Older employees are more likely to follow company cybersecurity policies than younger ones, according to an ObserveIT report.
While employees understand the concept of insider threats, the business security risk posed by accidental or negligent behavior continues to mount, according to a new report from ObserveIT.
Of the 1,000-plus full-time employees from organizations with more than 500 workers, 64% agreed that careless employees or contractors were the most common cause of insider threats. This directly corresponds with a recent Ponemon Institute report, which found negligent insider actions caused 64% of all insider threat incidents in the past year.
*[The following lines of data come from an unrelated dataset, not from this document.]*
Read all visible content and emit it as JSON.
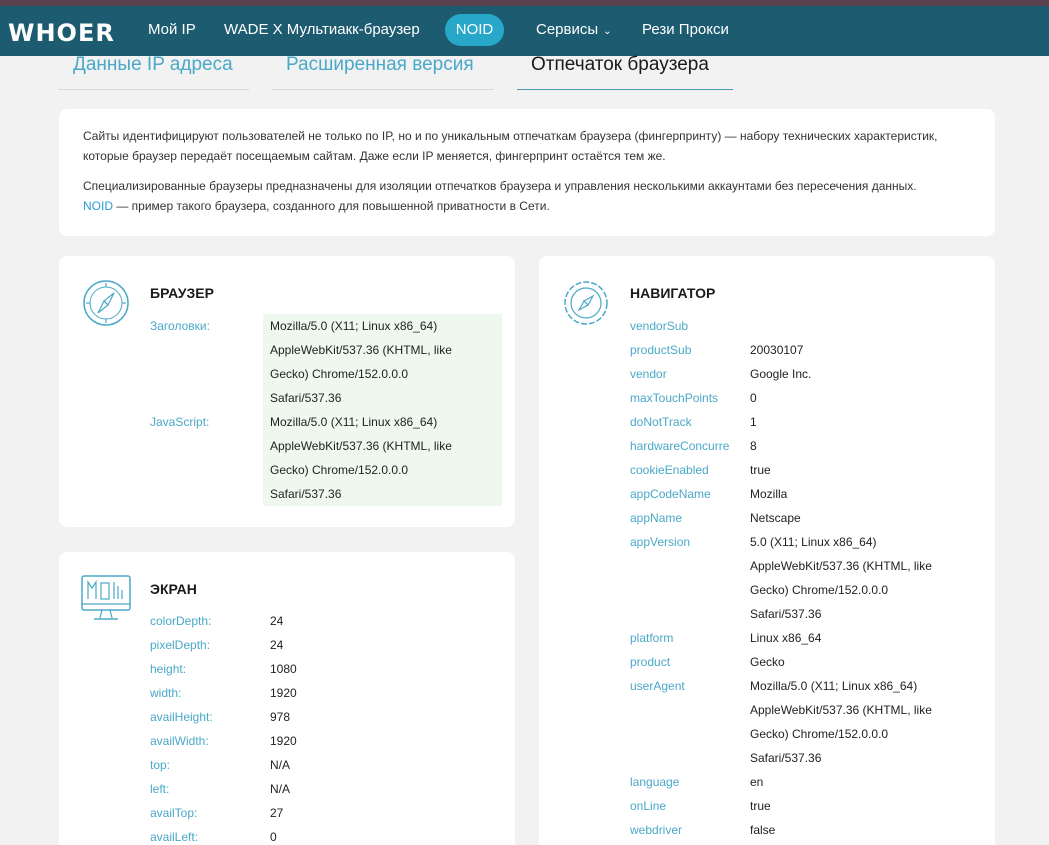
{
  "brand": {
    "logo": "WHOER"
  },
  "nav": {
    "my_ip": "Мой IP",
    "wade": "WADE X Мультиакк-браузер",
    "noid": "NOID",
    "services": "Сервисы",
    "proxy": "Рези Прокси"
  },
  "tabs": {
    "ip_data": "Данные IP адреса",
    "extended": "Расширенная версия",
    "fingerprint": "Отпечаток браузера"
  },
  "intro": {
    "p1": "Сайты идентифицируют пользователей не только по IP, но и по уникальным отпечаткам браузера (фингерпринту) — набору технических характеристик, которые браузер передаёт посещаемым сайтам. Даже если IP меняется, фингерпринт остаётся тем же.",
    "p2_text": "Специализированные браузеры предназначены для изоляции отпечатков браузера и управления несколькими аккаунтами без пересечения данных.",
    "p2_link": "NOID",
    "p2_tail": " — пример такого браузера, созданного для повышенной приватности в Сети."
  },
  "browser": {
    "title": "БРАУЗЕР",
    "headers_label": "Заголовки:",
    "headers_value": "Mozilla/5.0 (X11; Linux x86_64) AppleWebKit/537.36 (KHTML, like Gecko) Chrome/152.0.0.0 Safari/537.36",
    "js_label": "JavaScript:",
    "js_value": "Mozilla/5.0 (X11; Linux x86_64) AppleWebKit/537.36 (KHTML, like Gecko) Chrome/152.0.0.0 Safari/537.36"
  },
  "screen": {
    "title": "ЭКРАН",
    "rows": [
      {
        "k": "colorDepth:",
        "v": "24"
      },
      {
        "k": "pixelDepth:",
        "v": "24"
      },
      {
        "k": "height:",
        "v": "1080"
      },
      {
        "k": "width:",
        "v": "1920"
      },
      {
        "k": "availHeight:",
        "v": "978"
      },
      {
        "k": "availWidth:",
        "v": "1920"
      },
      {
        "k": "top:",
        "v": "N/A"
      },
      {
        "k": "left:",
        "v": "N/A"
      },
      {
        "k": "availTop:",
        "v": "27"
      },
      {
        "k": "availLeft:",
        "v": "0"
      }
    ]
  },
  "navigator": {
    "title": "НАВИГАТОР",
    "rows": [
      {
        "k": "vendorSub",
        "v": ""
      },
      {
        "k": "productSub",
        "v": "20030107"
      },
      {
        "k": "vendor",
        "v": "Google Inc."
      },
      {
        "k": "maxTouchPoints",
        "v": "0"
      },
      {
        "k": "doNotTrack",
        "v": "1"
      },
      {
        "k": "hardwareConcurrency",
        "v": "8"
      },
      {
        "k": "cookieEnabled",
        "v": "true"
      },
      {
        "k": "appCodeName",
        "v": "Mozilla"
      },
      {
        "k": "appName",
        "v": "Netscape"
      },
      {
        "k": "appVersion",
        "v": "5.0 (X11; Linux x86_64) AppleWebKit/537.36 (KHTML, like Gecko) Chrome/152.0.0.0 Safari/537.36"
      },
      {
        "k": "platform",
        "v": "Linux x86_64"
      },
      {
        "k": "product",
        "v": "Gecko"
      },
      {
        "k": "userAgent",
        "v": "Mozilla/5.0 (X11; Linux x86_64) AppleWebKit/537.36 (KHTML, like Gecko) Chrome/152.0.0.0 Safari/537.36"
      },
      {
        "k": "language",
        "v": "en"
      },
      {
        "k": "onLine",
        "v": "true"
      },
      {
        "k": "webdriver",
        "v": "false"
      }
    ]
  },
  "icons": {
    "browser": "compass-icon",
    "navigator": "compass-gear-icon",
    "screen": "monitor-icon",
    "services_chevron": "chevron-down-icon"
  },
  "colors": {
    "navbar": "#1c5b70",
    "accent": "#4aa8c8",
    "pill": "#28a8c9",
    "value_bg": "#eef8ee"
  }
}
The risk posed by insider threats grows greater each year, the Ponemon Institute report found: Since 2016, the average number of incidents involving employee or contractor negligence increased by 25%, and the cost to contain an incident in North America rose to $11.01 million.
SEE: Intrusion detection policy (Tech Pro Research)
However, insider threats vary depending on which generation the employee belongs to, ObserveIT found.
Generation X and Baby Boomers were the least risky generations within the workplace, as 90% of 45-54 year olds and 55-64 year olds said that they follow their company’s cybersecurity policy, according to the report.
Meanwhile, Generation Z posed the highest cybersecurity risk to organizations, as 34% of the 18-24 year olds said that they don’t know or understand what is included in their company’s cybersecurity policy. This group was also the most likely generation to reportedly not follow their company’s security policies, even when they do understand it.
While employees overall claim to understand insider threats and adhere to cybersecurity policies, the fact that these incidents continue to rise indicates that organizations may be lulled into a false sense of security, the report noted. A lack of consistent understanding around the risks posed by insider threats can introduce accidental or negligent behavior into the workplace, costing organizations more money and resources.
“While the threat of the insider continues to grow, this research proves that when it comes to cybersecurity awareness and insider threat prevention, organizations need to take a holistic approach to cybersecurity and focus on people first, then processes and technology,” ObserveIT CEO Mike McKee said in a press release. “With a new generation entering the workforce, organizations should increase security awareness training for new hires and implement processes and technology to ensure both employees and contractors with access to systems and data understand and adhere to the company cybersecurity policy to prevent insider threats.”